Why did you choose to pursue painting at this stage in your life?
I’d always leaned towards it. When I was travelling in the 1960s I started doing some drawings, just to capture the memories. I started my first paintings in Greece, just little watercolours. But commercial pressure always loomed; I had a wife and three kids so you’re in the business of earning income. I did a little bit of painting in the evenings, and as my art direction career grew painting fell away. I went back to it in the 1970s at home on the weekends, and then I gave it up again. At one point I started writing, but then went into business and had my own advertising agency. After I finished my involvement in the business I went back to writing for about twenty years. It was only about twelve years ago I started drawing again, then I booked a studio from a friend and committed to being an artist full time. Thought I’d better do it quickly because time is . . . running out. And the timing was good. I’m a self-taught oil painter, but in the studio there were other painters around and I’m a bit of a sponge with taking things in.
Tell us how you approach painting? Do you begin with preparatory drawings or work it out as you paint and rework the composition on canvas?
I start with drawing. I keep a workbook of everything I draw and my ideas that come together on scraps of paper and I come back to them in my painting. I always have an idea when I start out but they don’t always work – I’m praying for the day that I start one painting at the beginning and go right through to the end but it never happens like that. I often have six or eight paintings going at once. A painting can die in the middle of it, and I just put it away and go at another, and sometimes the solution in one gives me the solution to another. And often with colours too, one of my problems is I have to work to try and keep the colours down rather than up, because too many colours I think, spoils a painting and I think reduced colour palettes is simply the way to go, but it’s quite hard to do.
Do you have any desire to work in other mediums now that you’re working full time as an artist?
I don’t think so. I’ve thought about sculpture, but I still have a lot to do with painting.

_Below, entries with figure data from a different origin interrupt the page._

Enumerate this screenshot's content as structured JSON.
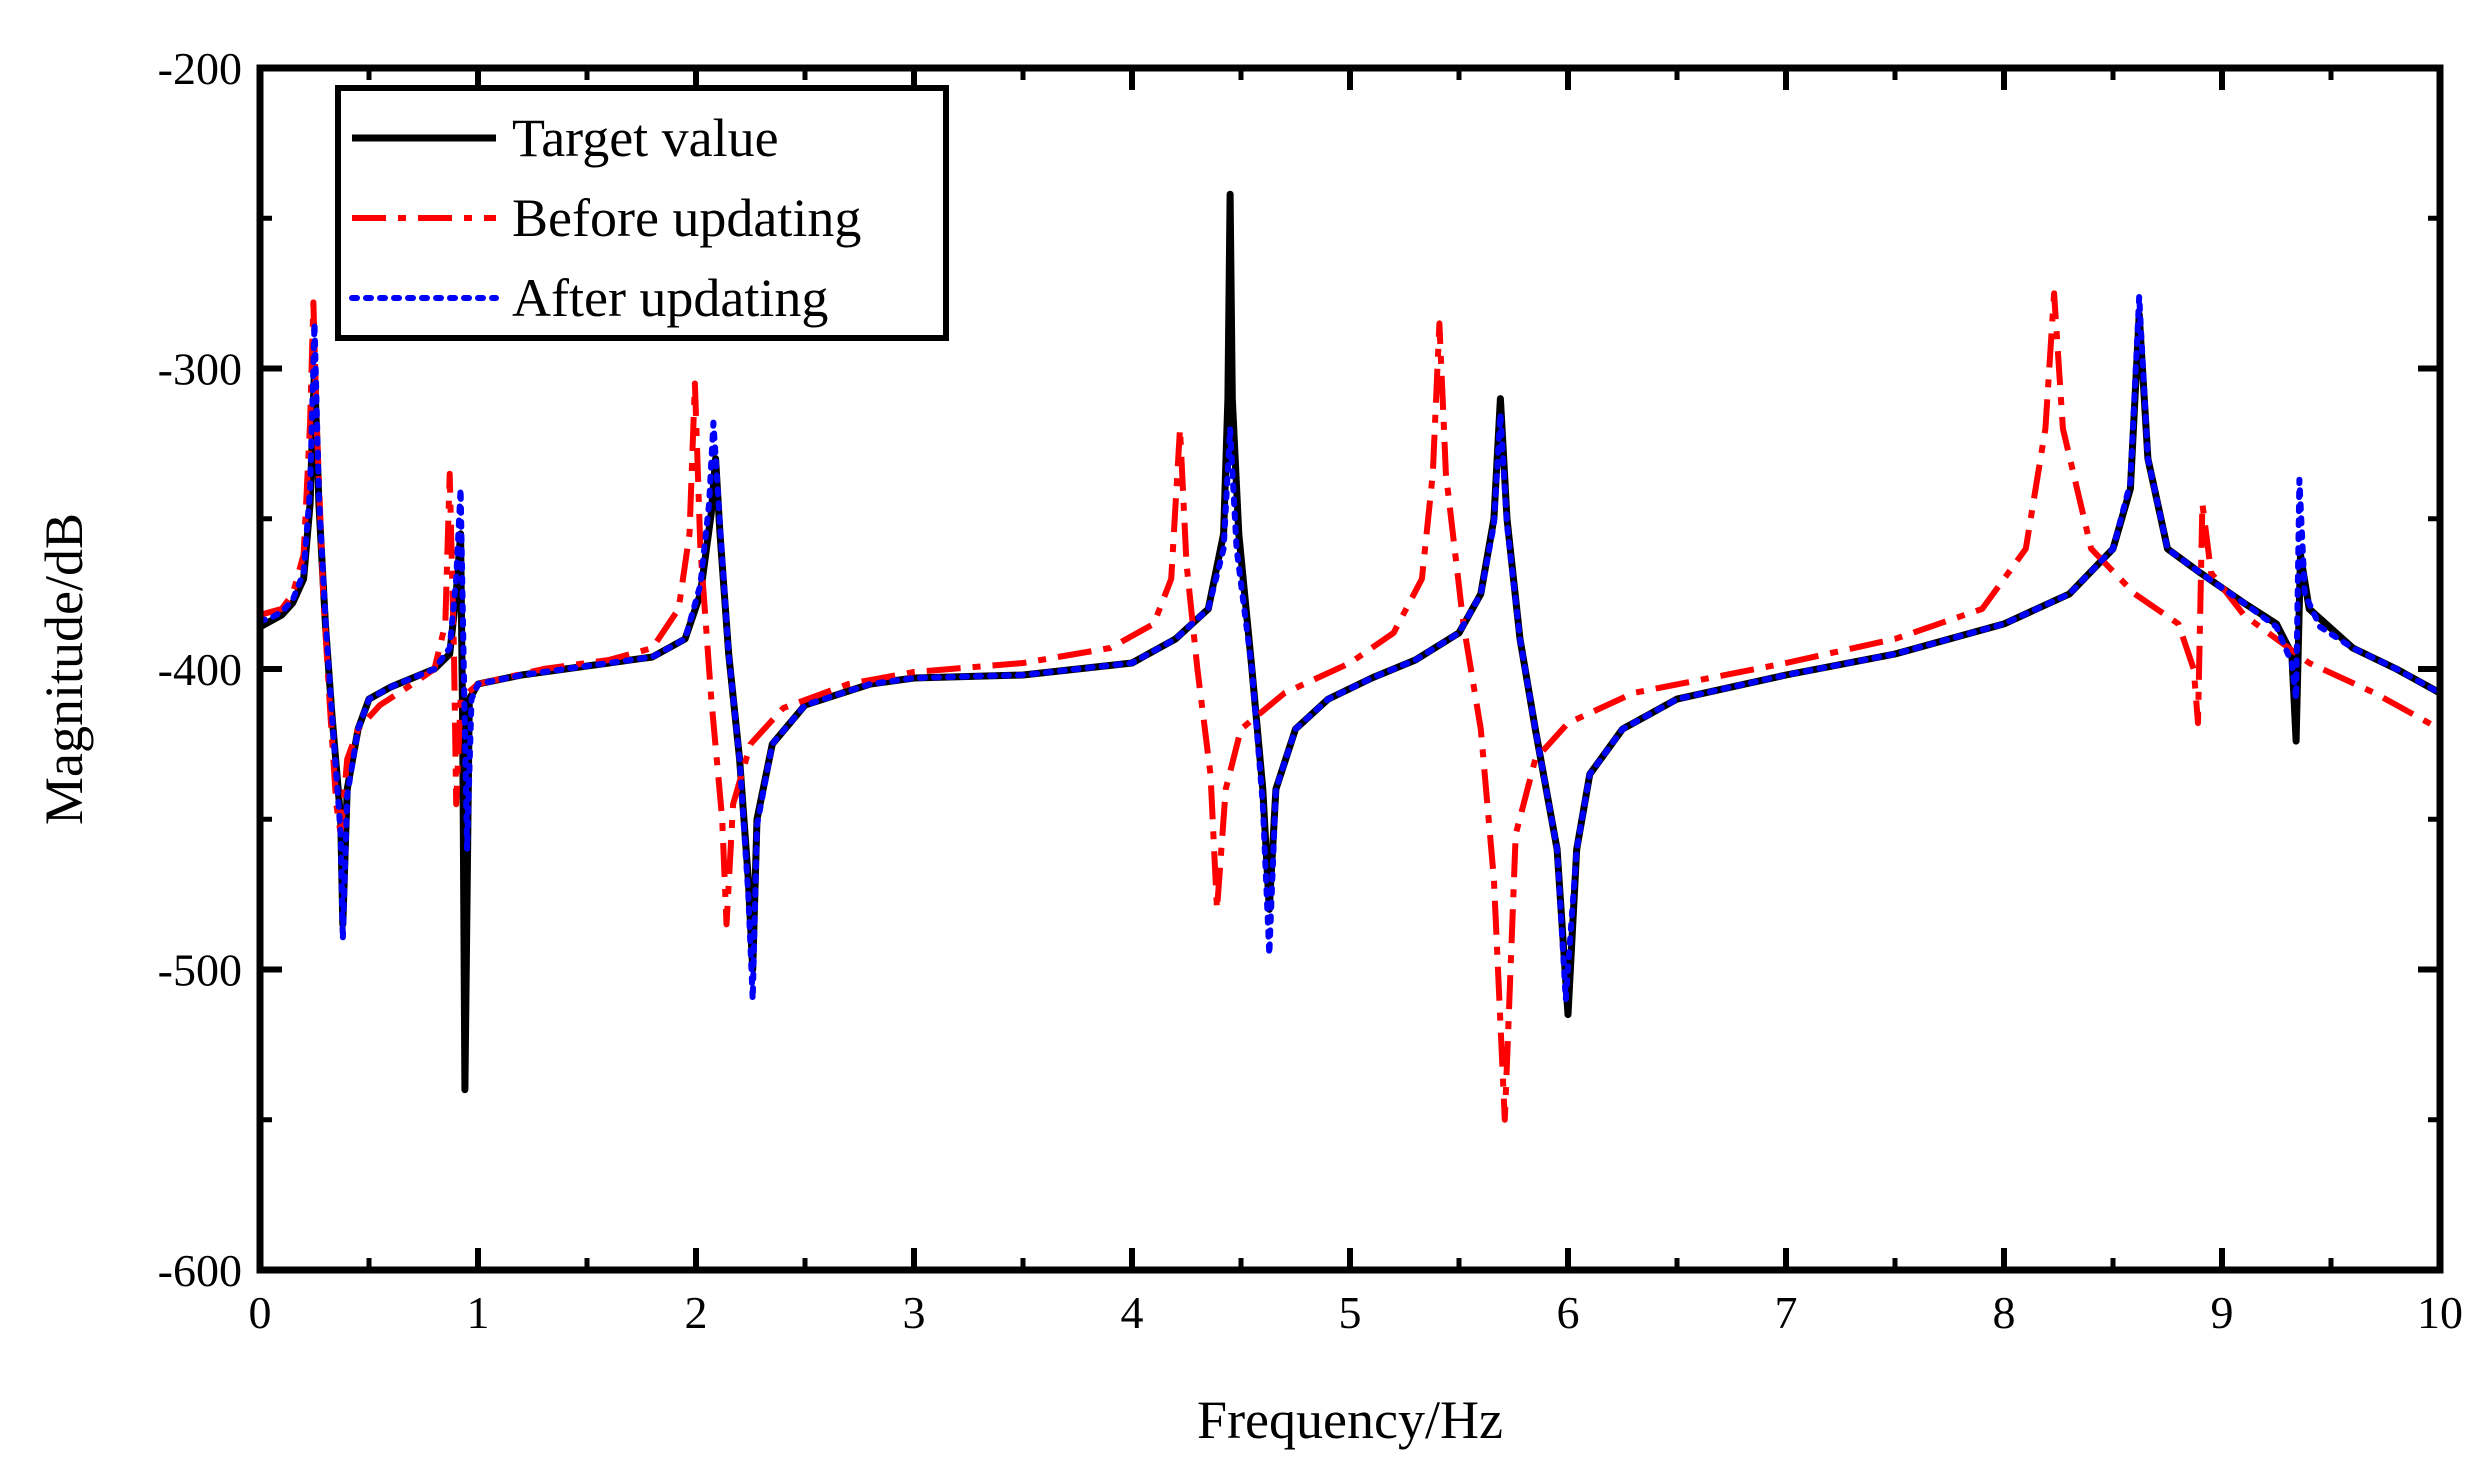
{
  "chart_data": {
    "type": "line",
    "title": "",
    "xlabel": "Frequency/Hz",
    "ylabel": "Magnitude/dB",
    "xlim": [
      0,
      10
    ],
    "ylim": [
      -600,
      -200
    ],
    "xticks": [
      0,
      1,
      2,
      3,
      4,
      5,
      6,
      7,
      8,
      9,
      10
    ],
    "yticks": [
      -600,
      -500,
      -400,
      -300,
      -200
    ],
    "xtick_labels": [
      "0",
      "1",
      "2",
      "3",
      "4",
      "5",
      "6",
      "7",
      "8",
      "9",
      "10"
    ],
    "ytick_labels": [
      "-600",
      "-500",
      "-400",
      "-300",
      "-200"
    ],
    "grid": false,
    "legend_position": "top-left",
    "series": [
      {
        "name": "Target value",
        "color": "#000000",
        "style": "solid",
        "points": [
          [
            0.0,
            -386
          ],
          [
            0.05,
            -384
          ],
          [
            0.1,
            -382
          ],
          [
            0.15,
            -378
          ],
          [
            0.2,
            -370
          ],
          [
            0.23,
            -345
          ],
          [
            0.25,
            -300
          ],
          [
            0.27,
            -345
          ],
          [
            0.3,
            -385
          ],
          [
            0.33,
            -415
          ],
          [
            0.37,
            -450
          ],
          [
            0.38,
            -485
          ],
          [
            0.4,
            -440
          ],
          [
            0.45,
            -420
          ],
          [
            0.5,
            -410
          ],
          [
            0.6,
            -406
          ],
          [
            0.7,
            -403
          ],
          [
            0.8,
            -400
          ],
          [
            0.87,
            -395
          ],
          [
            0.9,
            -375
          ],
          [
            0.92,
            -355
          ],
          [
            0.93,
            -420
          ],
          [
            0.94,
            -540
          ],
          [
            0.96,
            -410
          ],
          [
            1.0,
            -405
          ],
          [
            1.2,
            -402
          ],
          [
            1.4,
            -400
          ],
          [
            1.6,
            -398
          ],
          [
            1.8,
            -396
          ],
          [
            1.95,
            -390
          ],
          [
            2.02,
            -375
          ],
          [
            2.07,
            -348
          ],
          [
            2.09,
            -330
          ],
          [
            2.11,
            -355
          ],
          [
            2.15,
            -395
          ],
          [
            2.2,
            -430
          ],
          [
            2.24,
            -470
          ],
          [
            2.26,
            -500
          ],
          [
            2.28,
            -450
          ],
          [
            2.35,
            -425
          ],
          [
            2.5,
            -412
          ],
          [
            2.8,
            -405
          ],
          [
            3.0,
            -403
          ],
          [
            3.5,
            -402
          ],
          [
            4.0,
            -398
          ],
          [
            4.2,
            -390
          ],
          [
            4.35,
            -380
          ],
          [
            4.42,
            -355
          ],
          [
            4.44,
            -310
          ],
          [
            4.45,
            -242
          ],
          [
            4.46,
            -310
          ],
          [
            4.49,
            -355
          ],
          [
            4.55,
            -400
          ],
          [
            4.6,
            -440
          ],
          [
            4.63,
            -480
          ],
          [
            4.66,
            -440
          ],
          [
            4.75,
            -420
          ],
          [
            4.9,
            -410
          ],
          [
            5.1,
            -403
          ],
          [
            5.3,
            -397
          ],
          [
            5.5,
            -388
          ],
          [
            5.6,
            -375
          ],
          [
            5.66,
            -350
          ],
          [
            5.69,
            -310
          ],
          [
            5.72,
            -350
          ],
          [
            5.78,
            -390
          ],
          [
            5.85,
            -420
          ],
          [
            5.95,
            -460
          ],
          [
            6.0,
            -515
          ],
          [
            6.04,
            -460
          ],
          [
            6.1,
            -435
          ],
          [
            6.25,
            -420
          ],
          [
            6.5,
            -410
          ],
          [
            7.0,
            -402
          ],
          [
            7.5,
            -395
          ],
          [
            8.0,
            -385
          ],
          [
            8.3,
            -375
          ],
          [
            8.5,
            -360
          ],
          [
            8.58,
            -340
          ],
          [
            8.62,
            -282
          ],
          [
            8.66,
            -330
          ],
          [
            8.75,
            -360
          ],
          [
            8.9,
            -368
          ],
          [
            9.1,
            -378
          ],
          [
            9.25,
            -385
          ],
          [
            9.32,
            -395
          ],
          [
            9.34,
            -424
          ],
          [
            9.36,
            -362
          ],
          [
            9.4,
            -380
          ],
          [
            9.6,
            -393
          ],
          [
            9.8,
            -400
          ],
          [
            10.0,
            -408
          ]
        ]
      },
      {
        "name": "Before updating",
        "color": "#ff0000",
        "style": "dashdot",
        "points": [
          [
            0.0,
            -382
          ],
          [
            0.05,
            -381
          ],
          [
            0.1,
            -380
          ],
          [
            0.15,
            -375
          ],
          [
            0.2,
            -362
          ],
          [
            0.23,
            -318
          ],
          [
            0.245,
            -278
          ],
          [
            0.26,
            -318
          ],
          [
            0.29,
            -375
          ],
          [
            0.32,
            -412
          ],
          [
            0.35,
            -445
          ],
          [
            0.37,
            -455
          ],
          [
            0.4,
            -430
          ],
          [
            0.45,
            -420
          ],
          [
            0.55,
            -412
          ],
          [
            0.7,
            -405
          ],
          [
            0.8,
            -400
          ],
          [
            0.85,
            -385
          ],
          [
            0.87,
            -335
          ],
          [
            0.89,
            -395
          ],
          [
            0.9,
            -445
          ],
          [
            0.92,
            -410
          ],
          [
            1.0,
            -405
          ],
          [
            1.3,
            -400
          ],
          [
            1.6,
            -397
          ],
          [
            1.8,
            -393
          ],
          [
            1.92,
            -380
          ],
          [
            1.97,
            -355
          ],
          [
            1.995,
            -305
          ],
          [
            2.02,
            -360
          ],
          [
            2.07,
            -410
          ],
          [
            2.12,
            -450
          ],
          [
            2.14,
            -485
          ],
          [
            2.17,
            -445
          ],
          [
            2.25,
            -425
          ],
          [
            2.4,
            -413
          ],
          [
            2.7,
            -405
          ],
          [
            3.0,
            -401
          ],
          [
            3.5,
            -398
          ],
          [
            3.9,
            -393
          ],
          [
            4.1,
            -385
          ],
          [
            4.18,
            -370
          ],
          [
            4.22,
            -320
          ],
          [
            4.25,
            -365
          ],
          [
            4.3,
            -400
          ],
          [
            4.36,
            -435
          ],
          [
            4.39,
            -480
          ],
          [
            4.43,
            -440
          ],
          [
            4.5,
            -420
          ],
          [
            4.7,
            -408
          ],
          [
            5.0,
            -398
          ],
          [
            5.2,
            -388
          ],
          [
            5.33,
            -370
          ],
          [
            5.38,
            -335
          ],
          [
            5.41,
            -285
          ],
          [
            5.44,
            -335
          ],
          [
            5.52,
            -385
          ],
          [
            5.6,
            -420
          ],
          [
            5.66,
            -470
          ],
          [
            5.71,
            -550
          ],
          [
            5.76,
            -455
          ],
          [
            5.85,
            -430
          ],
          [
            6.0,
            -418
          ],
          [
            6.3,
            -408
          ],
          [
            7.0,
            -398
          ],
          [
            7.5,
            -390
          ],
          [
            7.9,
            -380
          ],
          [
            8.1,
            -360
          ],
          [
            8.19,
            -320
          ],
          [
            8.23,
            -275
          ],
          [
            8.27,
            -320
          ],
          [
            8.4,
            -360
          ],
          [
            8.6,
            -375
          ],
          [
            8.8,
            -385
          ],
          [
            8.87,
            -400
          ],
          [
            8.89,
            -418
          ],
          [
            8.91,
            -345
          ],
          [
            8.95,
            -368
          ],
          [
            9.1,
            -382
          ],
          [
            9.4,
            -398
          ],
          [
            9.7,
            -408
          ],
          [
            10.0,
            -420
          ]
        ]
      },
      {
        "name": "After updating",
        "color": "#0000ff",
        "style": "dotted",
        "points": [
          [
            0.0,
            -384
          ],
          [
            0.05,
            -383
          ],
          [
            0.1,
            -381
          ],
          [
            0.15,
            -377
          ],
          [
            0.2,
            -368
          ],
          [
            0.23,
            -340
          ],
          [
            0.25,
            -285
          ],
          [
            0.27,
            -342
          ],
          [
            0.3,
            -383
          ],
          [
            0.33,
            -415
          ],
          [
            0.37,
            -455
          ],
          [
            0.38,
            -490
          ],
          [
            0.4,
            -442
          ],
          [
            0.45,
            -420
          ],
          [
            0.5,
            -410
          ],
          [
            0.6,
            -406
          ],
          [
            0.7,
            -403
          ],
          [
            0.8,
            -400
          ],
          [
            0.87,
            -393
          ],
          [
            0.9,
            -370
          ],
          [
            0.92,
            -340
          ],
          [
            0.935,
            -400
          ],
          [
            0.95,
            -460
          ],
          [
            0.97,
            -410
          ],
          [
            1.0,
            -405
          ],
          [
            1.2,
            -402
          ],
          [
            1.4,
            -400
          ],
          [
            1.6,
            -398
          ],
          [
            1.8,
            -396
          ],
          [
            1.95,
            -390
          ],
          [
            2.02,
            -372
          ],
          [
            2.06,
            -345
          ],
          [
            2.08,
            -318
          ],
          [
            2.11,
            -352
          ],
          [
            2.15,
            -395
          ],
          [
            2.2,
            -430
          ],
          [
            2.24,
            -475
          ],
          [
            2.26,
            -510
          ],
          [
            2.28,
            -452
          ],
          [
            2.35,
            -425
          ],
          [
            2.5,
            -412
          ],
          [
            2.8,
            -405
          ],
          [
            3.0,
            -403
          ],
          [
            3.5,
            -402
          ],
          [
            4.0,
            -398
          ],
          [
            4.2,
            -390
          ],
          [
            4.35,
            -380
          ],
          [
            4.42,
            -360
          ],
          [
            4.45,
            -320
          ],
          [
            4.48,
            -360
          ],
          [
            4.55,
            -400
          ],
          [
            4.6,
            -445
          ],
          [
            4.63,
            -495
          ],
          [
            4.66,
            -440
          ],
          [
            4.75,
            -420
          ],
          [
            4.9,
            -410
          ],
          [
            5.1,
            -403
          ],
          [
            5.3,
            -397
          ],
          [
            5.5,
            -388
          ],
          [
            5.6,
            -375
          ],
          [
            5.66,
            -352
          ],
          [
            5.69,
            -315
          ],
          [
            5.72,
            -352
          ],
          [
            5.78,
            -390
          ],
          [
            5.85,
            -420
          ],
          [
            5.95,
            -460
          ],
          [
            5.99,
            -510
          ],
          [
            6.04,
            -460
          ],
          [
            6.1,
            -435
          ],
          [
            6.25,
            -420
          ],
          [
            6.5,
            -410
          ],
          [
            7.0,
            -402
          ],
          [
            7.5,
            -395
          ],
          [
            8.0,
            -385
          ],
          [
            8.3,
            -375
          ],
          [
            8.5,
            -360
          ],
          [
            8.58,
            -338
          ],
          [
            8.62,
            -276
          ],
          [
            8.66,
            -330
          ],
          [
            8.75,
            -360
          ],
          [
            8.9,
            -368
          ],
          [
            9.1,
            -378
          ],
          [
            9.25,
            -386
          ],
          [
            9.32,
            -398
          ],
          [
            9.34,
            -410
          ],
          [
            9.355,
            -337
          ],
          [
            9.38,
            -375
          ],
          [
            9.45,
            -386
          ],
          [
            9.6,
            -393
          ],
          [
            9.8,
            -400
          ],
          [
            10.0,
            -408
          ]
        ]
      }
    ]
  }
}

I think my work translates into sculpture very well, but I’m not sure. I only produce about fifteen paintings in a good year, the time taken to get into sculpture would take away from that, so we’ll see.
What inspires your distinctive abstract figurative imagery? How did you come to define your painting style?
I stumbled into it by accident. In my first year in the studio, I was just using charcoal creating sort of realistic night scenes in black and white. Then gradually I built up to painting. I was painting a shop, and I was painting a window of a shop and I couldn’t get anything right, so I put together a series of blocks and I lit them, and I came back the next morning and thought – hang on, that thing is better than the other part of the painting!
Your work also appears to be influenced by constructivism and suprematism. What attracts you to these early twentieth century artistic movements? Is there anything else that influences your work?
Then I started to research early twentieth century Russian painters – Alexander Rodchenko, El Lissitzky, Natalia Goncherova, Kazimir Malevich and Vladimir Tatlin – which really triggered it off. They’re red hot those people – they were so good at what they did. I’m interested in the vitality of their work, and the tension they create in their images. Interestingly, although these artists predominantly worked in abstraction, I found that at some stage they all tried to return to figuration.
I’m also inspired by the work of Francis Bacon and, of course, Edward Hopper.